Sejak lahir tinggal di Malaysia, Rohana Abdullah yang kini berusia 22 tahun tak memiliki kewarganegaraan. Ia bukan warga negara Malaysia atau Indonesia. Akibatnya ia tak bisa bersekolah.
Menteri Dalam Negeri Malaysia, Datuk Seri Hamzah Zainudin, mengungkapkan penyebab Rohana tak mendapatkan kewarganegaraan Malaysia. Menurut Rohana, ayahnya adalah warga Malaysia.
Pemerintah, kata Hamzah, bisa menerbitkan sertifikat kewarganegaraan kepada pelamar jika dapat menunjukkan dokumen pernikahan yang sah. Sebabnya penerbitan akta kewarganegaraan harus dilakukan sesuai dengan peraturan perundang-undangan yang ada di negara tersebut.
“Syaratnya antara lain harus memiliki akta nikah yang sah, dan nikahnya harus tercatat di dalam negeri,” katanya dalam konferensi pers usai menghadiri Program Kenduri Kampung di Sungai Bayor, Sabtu, 22 Januari 2022.
Hamzah mengklarifikasi pernyataannya beberapa hari lalu. Saat itu ia yang mengatakan bahwa penyelidikan menyeluruh akan dilakukan untuk menentukan status kewarganegaraan Rohana Abdullah. Ia berpesan agar semua pihak mematuhi aturan dan ketentuan yang ditetapkan dalam memperoleh status kewarganegaraan seperti mendaftarkan pernikahan. Bila pernikahan tak terdaftar, akan timbul masalah yang melibatkan anak-anaknya di kemudian hari.
“Sudah berkali-kali saya ingatkan bahwa dalam suatu perkawinan, meskipun ada akta nikah, tetapi jika tidak dicatatkan di dalam negeri, akan timbul masalah bagi anak-anak tersebut. Mereka akan dikategorikan sebagai anak yang dikandung di luar nikah atau anak yang lahir di luar nikah. Anak tanpa status,” katanya.

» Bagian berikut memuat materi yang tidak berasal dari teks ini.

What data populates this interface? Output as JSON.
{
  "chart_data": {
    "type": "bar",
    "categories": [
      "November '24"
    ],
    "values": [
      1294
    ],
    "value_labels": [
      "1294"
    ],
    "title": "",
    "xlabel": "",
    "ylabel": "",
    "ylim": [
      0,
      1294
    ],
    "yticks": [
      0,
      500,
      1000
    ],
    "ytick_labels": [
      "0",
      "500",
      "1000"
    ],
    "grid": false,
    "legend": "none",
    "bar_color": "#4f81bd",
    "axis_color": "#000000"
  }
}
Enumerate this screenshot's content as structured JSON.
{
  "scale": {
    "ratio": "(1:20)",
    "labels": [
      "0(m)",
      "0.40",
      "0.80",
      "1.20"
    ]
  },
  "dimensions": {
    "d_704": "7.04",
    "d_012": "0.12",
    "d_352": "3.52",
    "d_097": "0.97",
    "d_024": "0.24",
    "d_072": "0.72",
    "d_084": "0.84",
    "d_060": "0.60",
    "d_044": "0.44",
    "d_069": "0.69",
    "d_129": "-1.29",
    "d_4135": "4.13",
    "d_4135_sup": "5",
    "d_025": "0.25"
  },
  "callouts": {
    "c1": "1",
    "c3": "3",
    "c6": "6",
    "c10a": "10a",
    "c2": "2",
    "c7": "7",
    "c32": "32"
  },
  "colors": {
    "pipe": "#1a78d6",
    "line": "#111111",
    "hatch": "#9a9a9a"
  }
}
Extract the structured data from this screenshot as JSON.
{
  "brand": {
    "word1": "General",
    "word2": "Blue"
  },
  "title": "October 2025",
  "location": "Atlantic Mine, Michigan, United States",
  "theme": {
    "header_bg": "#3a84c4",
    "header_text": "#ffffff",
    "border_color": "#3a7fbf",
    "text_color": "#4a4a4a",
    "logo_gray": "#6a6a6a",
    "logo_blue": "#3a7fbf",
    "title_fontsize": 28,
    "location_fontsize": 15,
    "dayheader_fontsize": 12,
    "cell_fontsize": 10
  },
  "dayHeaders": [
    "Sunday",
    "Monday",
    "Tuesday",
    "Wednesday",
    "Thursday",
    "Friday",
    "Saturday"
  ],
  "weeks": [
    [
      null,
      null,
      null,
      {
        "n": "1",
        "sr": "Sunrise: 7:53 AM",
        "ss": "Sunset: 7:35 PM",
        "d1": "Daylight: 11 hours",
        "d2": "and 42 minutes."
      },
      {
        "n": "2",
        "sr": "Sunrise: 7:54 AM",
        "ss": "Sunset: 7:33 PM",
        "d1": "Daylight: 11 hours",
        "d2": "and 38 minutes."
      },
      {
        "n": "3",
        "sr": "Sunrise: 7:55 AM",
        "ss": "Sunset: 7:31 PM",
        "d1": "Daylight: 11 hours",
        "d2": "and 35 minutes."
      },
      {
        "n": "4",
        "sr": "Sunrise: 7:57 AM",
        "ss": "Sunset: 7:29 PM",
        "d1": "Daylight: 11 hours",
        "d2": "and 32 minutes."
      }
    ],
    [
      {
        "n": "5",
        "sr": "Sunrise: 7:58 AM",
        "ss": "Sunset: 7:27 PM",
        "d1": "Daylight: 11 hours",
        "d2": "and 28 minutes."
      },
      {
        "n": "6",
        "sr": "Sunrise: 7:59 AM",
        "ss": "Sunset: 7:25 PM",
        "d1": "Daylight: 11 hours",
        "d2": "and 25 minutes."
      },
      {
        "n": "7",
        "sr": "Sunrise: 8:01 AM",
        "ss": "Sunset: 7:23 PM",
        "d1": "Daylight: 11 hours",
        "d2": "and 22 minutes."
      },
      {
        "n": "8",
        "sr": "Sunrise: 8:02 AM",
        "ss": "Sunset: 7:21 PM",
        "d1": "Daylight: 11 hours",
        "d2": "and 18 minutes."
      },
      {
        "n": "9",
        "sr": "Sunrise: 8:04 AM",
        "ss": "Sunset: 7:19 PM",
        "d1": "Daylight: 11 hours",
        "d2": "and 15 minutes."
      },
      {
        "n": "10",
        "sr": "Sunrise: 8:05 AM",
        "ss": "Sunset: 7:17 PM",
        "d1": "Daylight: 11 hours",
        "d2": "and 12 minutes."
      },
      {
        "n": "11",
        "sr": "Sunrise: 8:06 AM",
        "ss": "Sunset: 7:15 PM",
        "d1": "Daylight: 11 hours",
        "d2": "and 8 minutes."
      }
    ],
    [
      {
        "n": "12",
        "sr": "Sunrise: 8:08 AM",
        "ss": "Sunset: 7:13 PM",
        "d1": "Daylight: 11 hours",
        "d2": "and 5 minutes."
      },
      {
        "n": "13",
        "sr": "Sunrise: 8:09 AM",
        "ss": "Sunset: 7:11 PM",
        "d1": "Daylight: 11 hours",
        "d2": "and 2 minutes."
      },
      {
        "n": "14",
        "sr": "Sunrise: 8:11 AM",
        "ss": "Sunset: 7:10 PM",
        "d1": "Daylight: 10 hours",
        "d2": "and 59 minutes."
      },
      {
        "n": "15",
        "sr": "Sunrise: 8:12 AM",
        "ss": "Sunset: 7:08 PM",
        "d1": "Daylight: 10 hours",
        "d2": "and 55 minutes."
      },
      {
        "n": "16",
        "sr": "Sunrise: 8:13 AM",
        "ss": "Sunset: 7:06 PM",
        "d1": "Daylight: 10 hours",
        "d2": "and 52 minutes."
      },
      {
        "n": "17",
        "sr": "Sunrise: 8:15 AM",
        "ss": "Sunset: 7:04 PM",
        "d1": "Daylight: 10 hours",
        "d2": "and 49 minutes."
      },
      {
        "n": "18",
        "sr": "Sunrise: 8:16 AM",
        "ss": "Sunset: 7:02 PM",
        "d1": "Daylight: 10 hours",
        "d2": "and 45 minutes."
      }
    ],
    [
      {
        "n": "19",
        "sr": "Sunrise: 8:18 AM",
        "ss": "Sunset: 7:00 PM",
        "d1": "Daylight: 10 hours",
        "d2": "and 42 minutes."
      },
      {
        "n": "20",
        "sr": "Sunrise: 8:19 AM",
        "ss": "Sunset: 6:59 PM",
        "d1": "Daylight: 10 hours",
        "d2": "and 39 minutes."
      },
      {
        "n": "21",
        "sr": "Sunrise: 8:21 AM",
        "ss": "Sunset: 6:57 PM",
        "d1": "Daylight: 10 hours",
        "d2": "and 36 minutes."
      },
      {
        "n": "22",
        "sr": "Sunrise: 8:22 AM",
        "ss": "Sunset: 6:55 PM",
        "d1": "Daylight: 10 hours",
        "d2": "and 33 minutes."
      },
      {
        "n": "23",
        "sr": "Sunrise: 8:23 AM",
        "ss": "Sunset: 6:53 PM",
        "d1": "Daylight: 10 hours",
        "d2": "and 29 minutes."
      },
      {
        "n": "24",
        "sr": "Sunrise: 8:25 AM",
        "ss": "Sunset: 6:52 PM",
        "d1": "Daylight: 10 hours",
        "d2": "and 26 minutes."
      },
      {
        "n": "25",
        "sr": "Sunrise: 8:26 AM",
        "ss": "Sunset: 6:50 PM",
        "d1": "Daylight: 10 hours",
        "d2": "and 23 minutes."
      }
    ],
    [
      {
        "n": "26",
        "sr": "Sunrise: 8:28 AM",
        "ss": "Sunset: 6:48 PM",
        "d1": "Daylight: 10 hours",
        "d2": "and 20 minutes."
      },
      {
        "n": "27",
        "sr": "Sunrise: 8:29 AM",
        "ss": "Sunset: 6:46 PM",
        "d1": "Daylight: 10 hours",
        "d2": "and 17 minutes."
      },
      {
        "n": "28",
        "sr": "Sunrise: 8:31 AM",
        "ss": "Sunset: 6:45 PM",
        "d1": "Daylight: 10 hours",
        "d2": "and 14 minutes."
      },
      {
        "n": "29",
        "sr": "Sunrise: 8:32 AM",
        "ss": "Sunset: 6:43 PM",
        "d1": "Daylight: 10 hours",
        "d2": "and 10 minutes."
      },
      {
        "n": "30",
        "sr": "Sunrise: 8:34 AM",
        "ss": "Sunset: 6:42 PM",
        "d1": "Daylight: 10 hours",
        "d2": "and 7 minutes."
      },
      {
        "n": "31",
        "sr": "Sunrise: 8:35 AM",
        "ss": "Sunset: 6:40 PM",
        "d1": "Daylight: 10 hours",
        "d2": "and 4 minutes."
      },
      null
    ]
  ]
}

Ketatnya aturan tersebut menuai kritik dari politikus. Anggota Dewan Perwakilan Daerah Segambut, Hannah Yeoh, mengatakan saat ini adalah waktu krusial bagi pemerintah untuk membantu anak-anak tanpa kewarganegaraan seperti Rohana. Yeoh meminta pemerintah meninjau kembali kebijakan soal kewarganegaraan.
Koordinator Fungsi Pensosbud KBRI Kuala Lumpur, Yoshi Iskandar mengatakan Kementrian Dalam Negeri Malaysia sudah melakukan komunikasi untuk menyelesaikan masalah kewarganegaraan Rohana. “Jadi kami sifatnya menunggu. Kalau Kemendagri mau menguruskan sebagai warga negara Malaysia ya kami bantu apa yang diperlukan. Pada intinya pilihan. Kalau Rohana ingin menjadi WNI kami akan membantu,” katanya kepada Antara.
Sebelumnya Perdana Menteri Malaysia Ismail Sabri Yakob mengatakan telah menghubungi Rohana Abdullah, 22 tahun, untuk diberi status kewarganegaraan dan kartu identitas diri. Menurut Ismail. dia telah menghubungi Rohana untuk membantu mengatasi masalah dokumen identitas. “Insya Allah demi masa depan Rohana, saya akan bantu beliau mendapatkan identitas kewarganegaraan dan kartu pengenalan. Buat Chee Hoi Lan, terima kasih. Salam hormat juga dari saya karena menjaga Rohana, dengan penuh kasih sayang tanpa batas,” katanya.